Des questions qui ont souvent donné le vertige aux députés, l’échange forgeant parfois des convictions en direct. «Sur certains sujets, comme le DPI, il n’était plus question de consignes, chacun a voté avec son ventre», raconte Jean-François Eliaou, corapporteur LREM. Conséquence : il a fallu naviguer à vue, sans pouvoir prévoir sur quelles voix compter. Sur l’implantation d’embryons post-mortem (après la mort du conjoint), le gouvernement - qui y était opposé - avait ainsi face à lui un groupe LREM extrêmement partagé (34 voix pour et 34 voix contre) mais a pu compter sur les voix de la droite pour faire trébucher l’amendement… porté (encore) par Jean-Louis Touraine.
Parfois, les députés de gauche sont venus en renfort de LREM pour soutenir «une loi de progrès» après «des siècles d’histoire patriarcale», dixit Clémentine Autain (LFI). De façon générale, les convergences ont fluctué sur les bancs. Avec des députés d’accord sur une disposition et divergeant sur la suivante… Du sable mouvant sous les pieds des ministres et des rapporteurs.
A comme adopté
Que se passera-t-il ce mardi lors du vote solennel du texte ? Misons sur une adoption avec joie et applaudissements, voire petites larmes d’émotion. Si le gouvernement a choisi de jouer profil bas, il a aussi conduit sa réforme sans mégoter. On a pu craindre un temps que les femmes seules soient exclues de la PMA. Elles sont bien là aux côtés des couples d’homosexuelles. Et oui, pour les nouvelles postulantes, la PMA sera bien remboursée par la Sécurité sociale. Et oui, les femmes vont pouvoir retarder leur implacable horloge biologique en congelant leurs ovocytes. Et oui, les enfants nés grâce à un donneur de sperme auront, s’ils le souhaitent, à leur majorité, un accès à leur origine. Les sauts sont de taille.

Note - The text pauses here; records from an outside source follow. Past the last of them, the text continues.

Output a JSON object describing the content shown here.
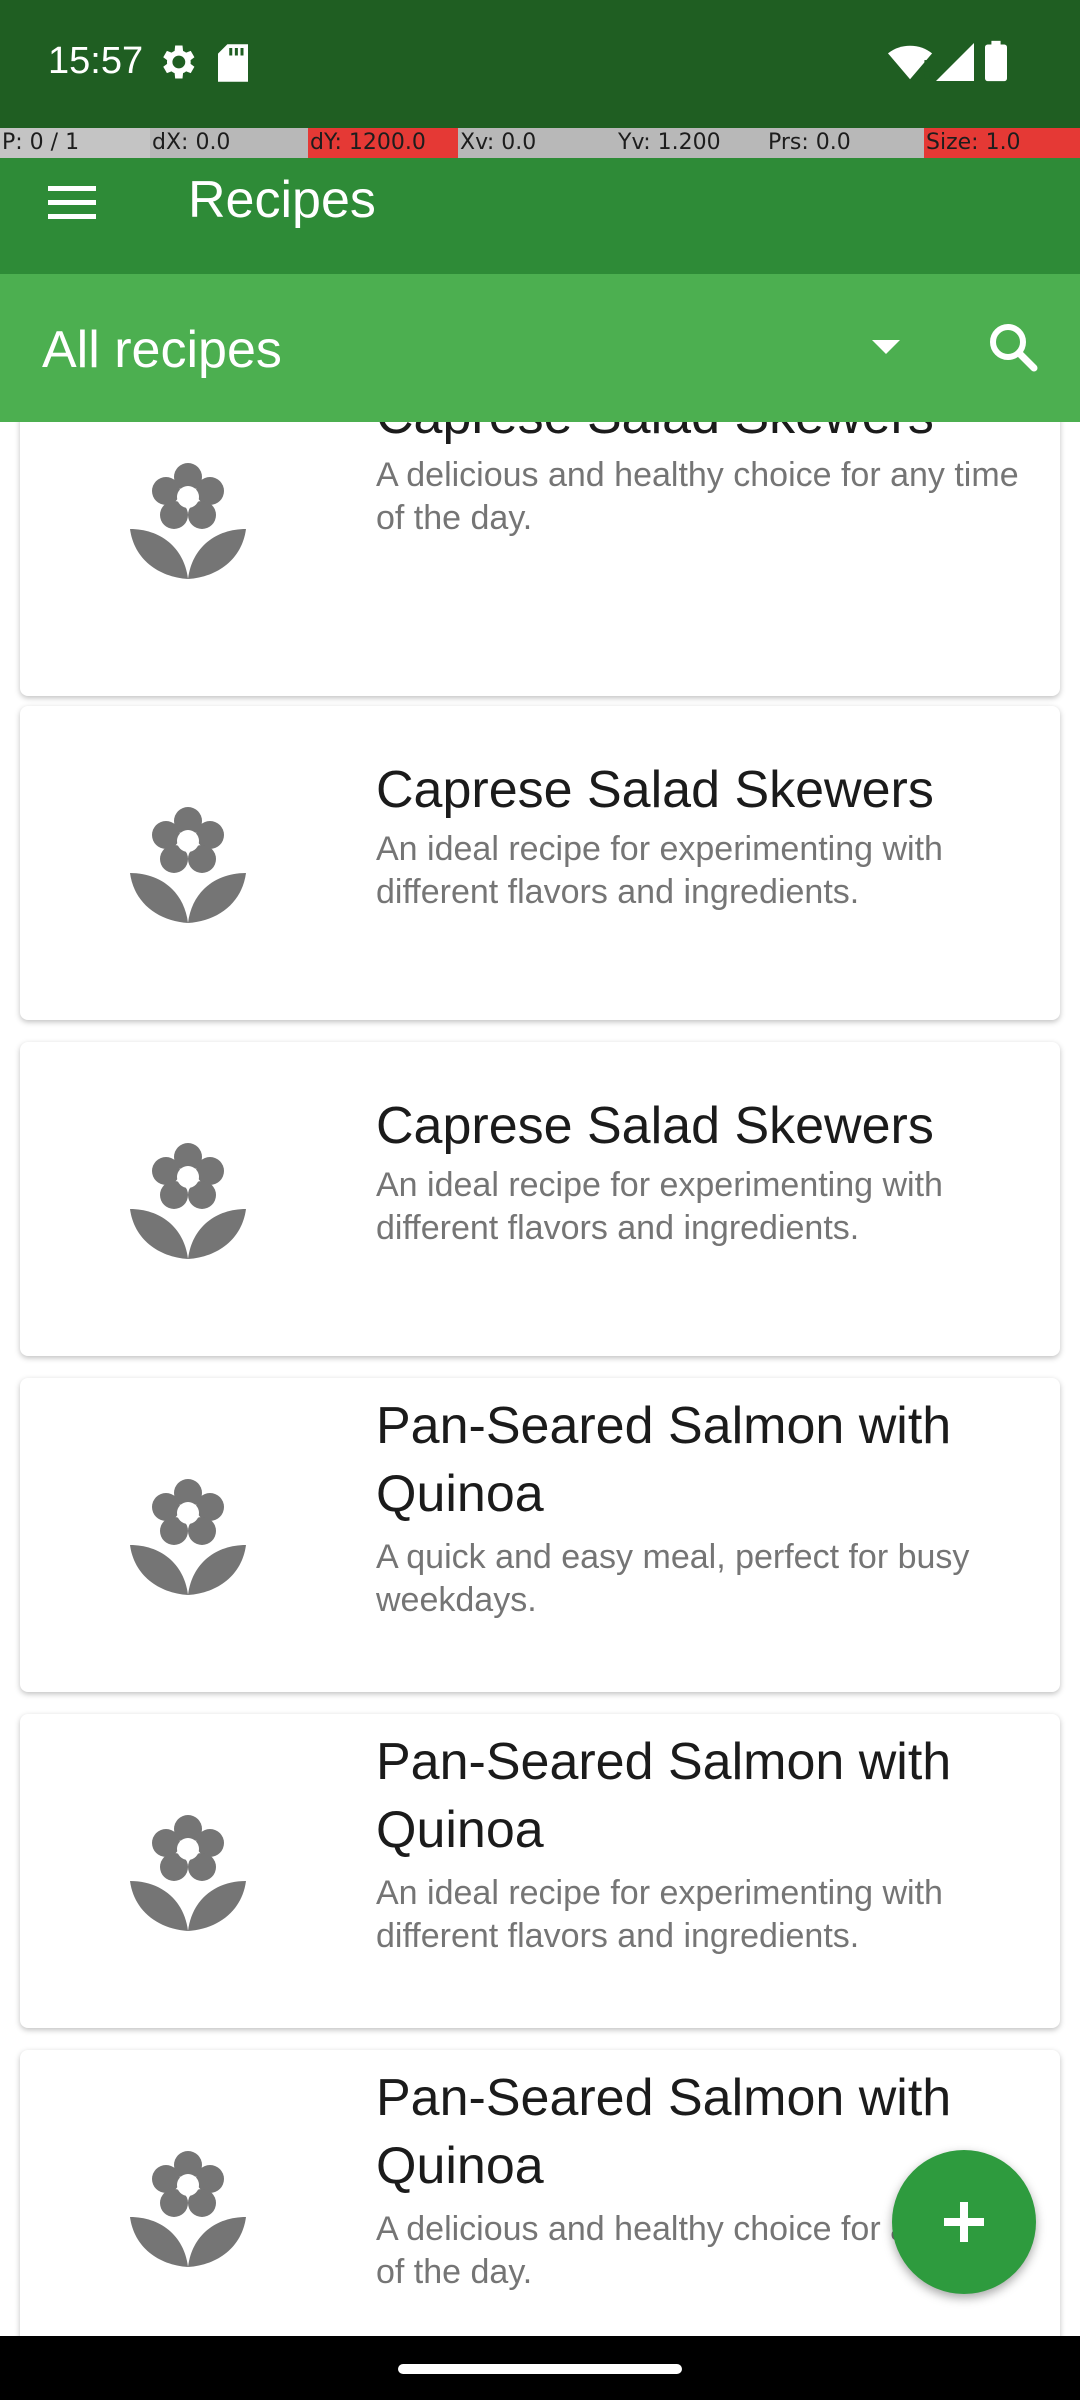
{
  "status_bar": {
    "time": "15:57",
    "icons": [
      "gear-icon",
      "sd-card-icon",
      "wifi-alert-icon",
      "signal-icon",
      "battery-icon"
    ]
  },
  "debug_bar": {
    "p": "P: 0 / 1",
    "dx": "dX: 0.0",
    "dy": "dY: 1200.0",
    "xv": "Xv: 0.0",
    "yv": "Yv: 1.200",
    "prs": "Prs: 0.0",
    "size": "Size: 1.0"
  },
  "app_bar": {
    "title": "Recipes",
    "menu_icon": "hamburger-menu-icon"
  },
  "filter": {
    "selected": "All recipes",
    "search_icon": "search-icon"
  },
  "recipes": [
    {
      "title": "Caprese Salad Skewers",
      "description": "A delicious and healthy choice for any time of the day."
    },
    {
      "title": "Caprese Salad Skewers",
      "description": "An ideal recipe for experimenting with different flavors and ingredients."
    },
    {
      "title": "Caprese Salad Skewers",
      "description": "An ideal recipe for experimenting with different flavors and ingredients."
    },
    {
      "title": "Pan-Seared Salmon with Quinoa",
      "description": "A quick and easy meal, perfect for busy weekdays."
    },
    {
      "title": "Pan-Seared Salmon with Quinoa",
      "description": "An ideal recipe for experimenting with different flavors and ingredients."
    },
    {
      "title": "Pan-Seared Salmon with Quinoa",
      "description": "A delicious and healthy choice for any time of the day."
    }
  ],
  "fab": {
    "icon": "plus-icon"
  },
  "colors": {
    "status_bar": "#1f5e22",
    "app_bar": "#2e8b37",
    "filter_bar": "#4caf50",
    "fab": "#2e9b3e",
    "placeholder_icon": "#757575"
  }
}
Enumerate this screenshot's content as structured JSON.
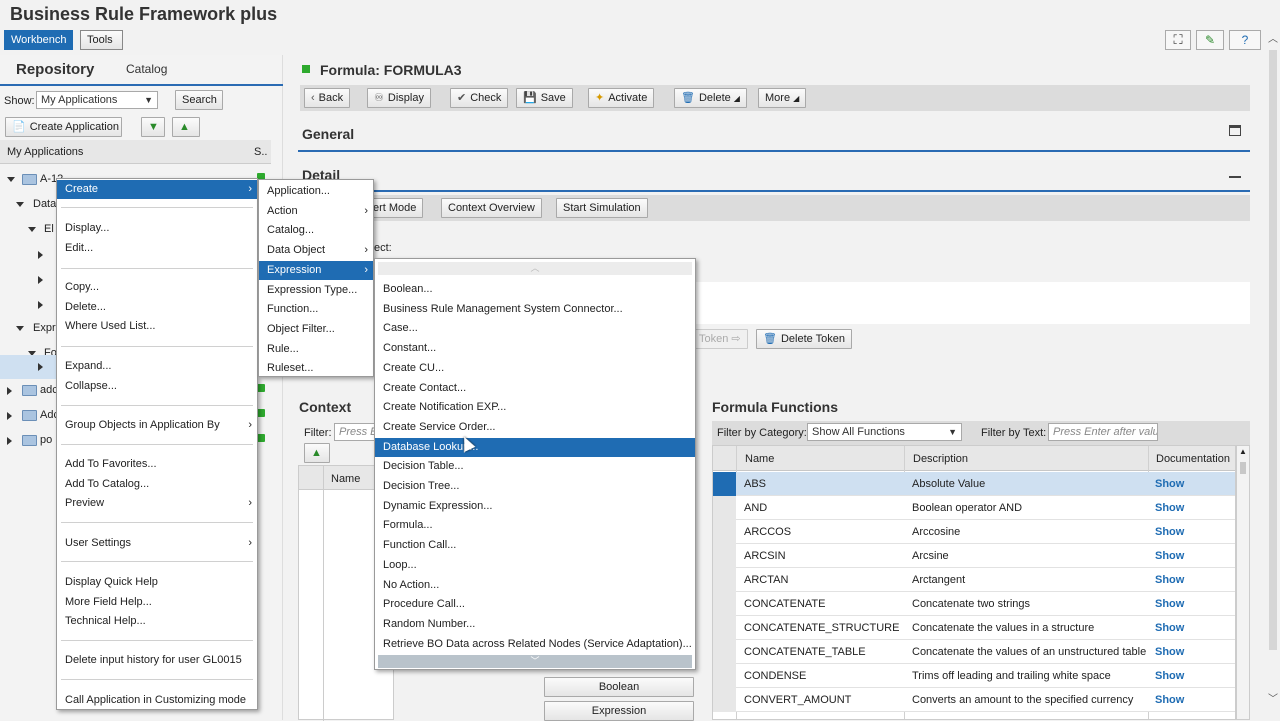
{
  "app": {
    "title": "Business Rule Framework plus",
    "tabs": [
      "Workbench",
      "Tools"
    ]
  },
  "left": {
    "tabs": [
      "Repository",
      "Catalog"
    ],
    "show_label": "Show:",
    "show_value": "My Applications",
    "search_label": "Search",
    "create_app_label": "Create Application",
    "col_header": "My Applications",
    "col_s": "S..",
    "tree": [
      "A-12",
      "Data",
      "El",
      "Expr",
      "Fo",
      "adc",
      "Adc",
      "po"
    ]
  },
  "main": {
    "header_title": "Formula: FORMULA3",
    "toolbar": [
      "Back",
      "Display",
      "Check",
      "Save",
      "Activate",
      "Delete",
      "More"
    ],
    "general_title": "General",
    "detail_title": "Detail",
    "detail_buttons": [
      "ert Mode",
      "Context Overview",
      "Start Simulation"
    ],
    "detail_label_partial": "ect:",
    "token_buttons": [
      "Token",
      "Delete Token"
    ],
    "context_title": "Context",
    "filter_label": "Filter:",
    "filter_placeholder": "Press E",
    "context_col_name": "Name",
    "type_buttons": [
      "Boolean",
      "Expression"
    ]
  },
  "formula_functions": {
    "title": "Formula Functions",
    "filter_by_category_label": "Filter by Category:",
    "category_value": "Show All Functions",
    "filter_by_text_label": "Filter by Text:",
    "text_placeholder": "Press Enter after valu",
    "columns": [
      "Name",
      "Description",
      "Documentation"
    ],
    "rows": [
      {
        "name": "ABS",
        "desc": "Absolute Value",
        "doc": "Show"
      },
      {
        "name": "AND",
        "desc": "Boolean operator AND",
        "doc": "Show"
      },
      {
        "name": "ARCCOS",
        "desc": "Arccosine",
        "doc": "Show"
      },
      {
        "name": "ARCSIN",
        "desc": "Arcsine",
        "doc": "Show"
      },
      {
        "name": "ARCTAN",
        "desc": "Arctangent",
        "doc": "Show"
      },
      {
        "name": "CONCATENATE",
        "desc": "Concatenate two strings",
        "doc": "Show"
      },
      {
        "name": "CONCATENATE_STRUCTURE",
        "desc": "Concatenate the values in a structure",
        "doc": "Show"
      },
      {
        "name": "CONCATENATE_TABLE",
        "desc": "Concatenate the values of an unstructured table",
        "doc": "Show"
      },
      {
        "name": "CONDENSE",
        "desc": "Trims off leading and trailing white space",
        "doc": "Show"
      },
      {
        "name": "CONVERT_AMOUNT",
        "desc": "Converts an amount to the specified currency",
        "doc": "Show"
      }
    ]
  },
  "context_menu": {
    "items": [
      "Create",
      "Display...",
      "Edit...",
      "Copy...",
      "Delete...",
      "Where Used List...",
      "Expand...",
      "Collapse...",
      "Group Objects in Application By",
      "Add To Favorites...",
      "Add To Catalog...",
      "Preview",
      "User Settings",
      "Display Quick Help",
      "More Field Help...",
      "Technical Help...",
      "Delete input history for user GL0015",
      "Call Application in Customizing mode"
    ]
  },
  "create_menu": {
    "items": [
      "Application...",
      "Action",
      "Catalog...",
      "Data Object",
      "Expression",
      "Expression Type...",
      "Function...",
      "Object Filter...",
      "Rule...",
      "Ruleset..."
    ]
  },
  "expression_menu": {
    "items": [
      "Boolean...",
      "Business Rule Management System Connector...",
      "Case...",
      "Constant...",
      "Create CU...",
      "Create Contact...",
      "Create Notification EXP...",
      "Create Service Order...",
      "Database Lookup...",
      "Decision Table...",
      "Decision Tree...",
      "Dynamic Expression...",
      "Formula...",
      "Function Call...",
      "Loop...",
      "No Action...",
      "Procedure Call...",
      "Random Number...",
      "Retrieve BO Data across Related Nodes (Service Adaptation)..."
    ]
  },
  "colors": {
    "accent": "#1f6cb3",
    "status_green": "#2eaa2e"
  }
}
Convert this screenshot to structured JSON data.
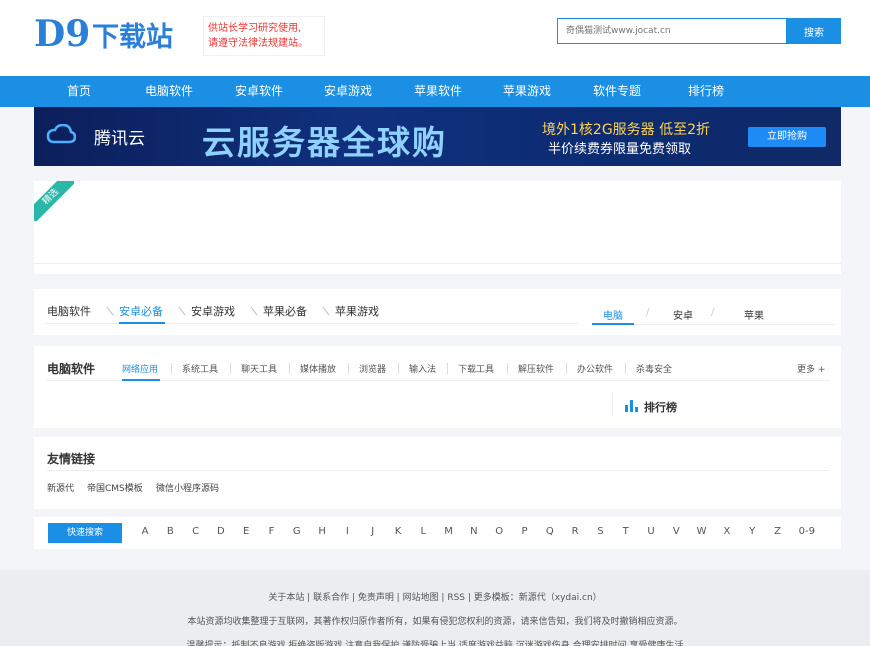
{
  "header": {
    "logo_text": "D9下载站",
    "notice_line1": "供站长学习研究使用,",
    "notice_line2": "请遵守法律法规建站。",
    "search_placeholder": "奇偶猫测试www.jocat.cn",
    "search_button": "搜索"
  },
  "nav": {
    "items": [
      "首页",
      "电脑软件",
      "安卓软件",
      "安卓游戏",
      "苹果软件",
      "苹果游戏",
      "软件专题",
      "排行榜"
    ]
  },
  "banner": {
    "brand": "腾讯云",
    "headline": "云服务器全球购",
    "line1": "境外1核2G服务器 低至2折",
    "line2": "半价续费券限量免费领取",
    "cta": "立即抢购"
  },
  "featured": {
    "ribbon": "精选"
  },
  "category_tabs": {
    "items": [
      "电脑软件",
      "安卓必备",
      "安卓游戏",
      "苹果必备",
      "苹果游戏"
    ],
    "platforms": [
      "电脑",
      "安卓",
      "苹果"
    ]
  },
  "software_section": {
    "title": "电脑软件",
    "subtabs": [
      "网络应用",
      "系统工具",
      "聊天工具",
      "媒体播放",
      "浏览器",
      "输入法",
      "下载工具",
      "解压软件",
      "办公软件",
      "杀毒安全"
    ],
    "more": "更多 +",
    "ranking": "排行榜"
  },
  "links_section": {
    "title": "友情链接",
    "links": [
      "新源代",
      "帝国CMS模板",
      "微信小程序源码"
    ]
  },
  "alphabet": {
    "quick_search": "快速搜索",
    "letters": [
      "A",
      "B",
      "C",
      "D",
      "E",
      "F",
      "G",
      "H",
      "I",
      "J",
      "K",
      "L",
      "M",
      "N",
      "O",
      "P",
      "Q",
      "R",
      "S",
      "T",
      "U",
      "V",
      "W",
      "X",
      "Y",
      "Z",
      "0-9"
    ]
  },
  "footer": {
    "line1": "关于本站 | 联系合作 | 免责声明 | 网站地图 | RSS | 更多模板：新源代（xydai.cn）",
    "line2": "本站资源均收集整理于互联网，其著作权归原作者所有，如果有侵犯您权利的资源，请来信告知，我们将及时撤销相应资源。",
    "line3": "温馨提示：抵制不良游戏 拒绝盗版游戏 注意自我保护 谨防受骗上当 适度游戏益脑 沉迷游戏伤身 合理安排时间 享受健康生活"
  },
  "colors": {
    "accent": "#1a8fe3",
    "notice": "#e33333",
    "ribbon": "#2bb7a8",
    "banner_highlight": "#ffd34d"
  }
}
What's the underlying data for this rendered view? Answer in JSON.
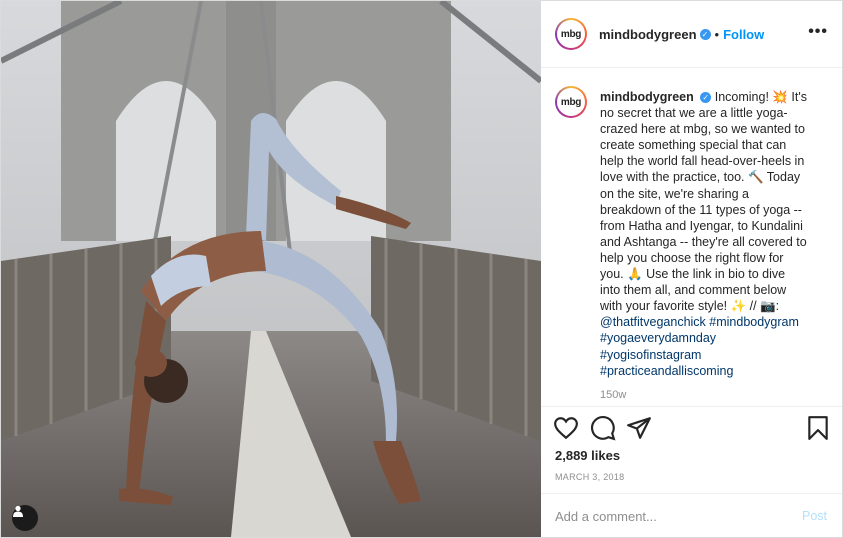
{
  "post": {
    "username": "mindbodygreen",
    "avatar_text": "mbg",
    "verified_glyph": "✓",
    "separator": "•",
    "follow_label": "Follow",
    "more_label": "•••",
    "caption_lines": [
      "Incoming! 💥 It's",
      "no secret that we are a little yoga-",
      "crazed here at mbg, so we wanted to",
      "create something special that can",
      "help the world fall head-over-heels in",
      "love with the practice, too. 🔨 Today",
      "on the site, we're sharing a",
      "breakdown of the 11 types of yoga --",
      "from Hatha and Iyengar, to Kundalini",
      "and Ashtanga -- they're all covered to",
      "help you choose the right flow for",
      "you. 🙏 Use the link in bio to dive",
      "into them all, and comment below",
      "with your favorite style! ✨ // 📷:"
    ],
    "tags": [
      "@thatfitveganchick #mindbodygram",
      "#yogaeverydamnday",
      "#yogisofinstagram",
      "#practiceandalliscoming"
    ],
    "time_ago": "150w",
    "likes": "2,889 likes",
    "date": "MARCH 3, 2018",
    "comment": {
      "placeholder": "Add a comment...",
      "value": "",
      "post_label": "Post"
    },
    "icons": {
      "like": "heart-icon",
      "comment": "speech-bubble-icon",
      "share": "paper-plane-icon",
      "save": "bookmark-icon",
      "more": "more-options-icon",
      "user_tag": "user-tag-icon"
    },
    "colors": {
      "accent": "#0095f6",
      "verified": "#3897f0",
      "tag_link": "#00376b",
      "muted": "#8e8e8e",
      "post_disabled": "#b2dffc"
    }
  }
}
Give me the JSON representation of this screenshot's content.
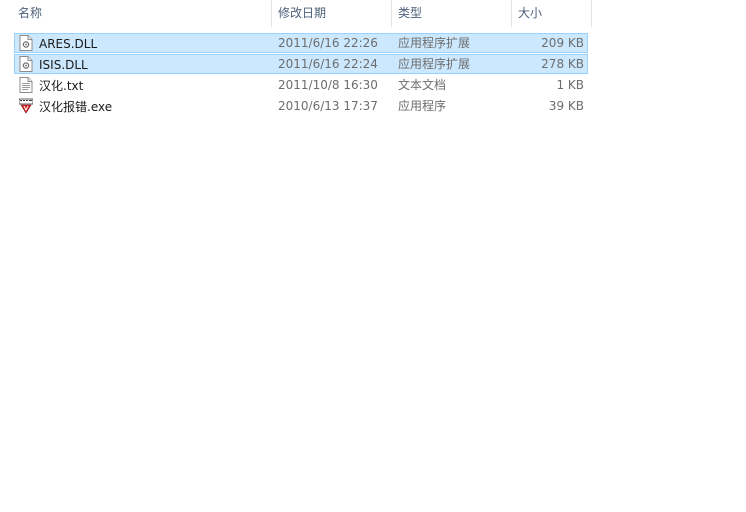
{
  "columns": {
    "name": "名称",
    "date": "修改日期",
    "type": "类型",
    "size": "大小"
  },
  "sort_indicator": "^",
  "files": [
    {
      "name": "ARES.DLL",
      "date": "2011/6/16 22:26",
      "type": "应用程序扩展",
      "size": "209 KB",
      "icon": "dll-file-icon",
      "selected": true
    },
    {
      "name": "ISIS.DLL",
      "date": "2011/6/16 22:24",
      "type": "应用程序扩展",
      "size": "278 KB",
      "icon": "dll-file-icon",
      "selected": true
    },
    {
      "name": "汉化.txt",
      "date": "2011/10/8 16:30",
      "type": "文本文档",
      "size": "1 KB",
      "icon": "text-file-icon",
      "selected": false
    },
    {
      "name": "汉化报错.exe",
      "date": "2010/6/13 17:37",
      "type": "应用程序",
      "size": "39 KB",
      "icon": "exe-app-icon",
      "selected": false
    }
  ],
  "colors": {
    "selection_bg": "#cce8ff",
    "selection_border": "#99d1ff",
    "header_text": "#4c607a"
  }
}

Comme le confiait Nicole Belloubet à Libération , «si demain nous ouvrons la PMA, avec ou sans envolée lyrique dans l’hémicycle, on aura fait un pas et c’est cela qui est important». En séance, lorsqu’elle a présenté le régime d’établissement de la filiation pour les couples de lesbiennes, la garde des Sceaux a aussi vanté une «révolution tranquille» : soit une reconnaissance conjointe anticipée devant notaire avant la naissance de l’enfant, qui met les deux mères à égalité. Une partie des associations auraient préféré un mode d’établissement de la filiation totalement à l’identique du système en vigueur pour les hétéros. Mais le pas est franchi, n’en déplaise à ceux qui, au Sénat où le texte doit maintenant être débattu et dans les rangs de «la Manif pour tous», vont continuer à s’arracher les cheveux sur l’offense faite aux pères. «On se souviendra de 2019 et de la PMA pour toutes les femmes, cela marquera l’histoire», parie Jean-François Eliaou. «C’est extraordinaire de participer à ça, de penser à ces enfants qui vont naître sans les tracasseries imposées jusqu’alors à leurs mères», ajoute Laurence Vanceunebrock-Mialon. Mère de deux filles nées par PMA, elle a en tête le chemin parcouru, depuis 2013, lorsque, loin alors de la vie parlementaire, elle s’agaçait devant sa télé en voyant les défilés de la Manif pour tous contre la loi Taubira sur le mariage pour les couples homos.
«Taubira», une sorte de contre-modèle pour les ministres portant le texte et la majorité qui jugeaient trop clivante la méthode de l’ex-garde des Sceaux. C’est oublier un peu vite que le mariage pour tous a été le tremplin de cette future loi et qu’elle lui a grandement préparé le terrain dans la société.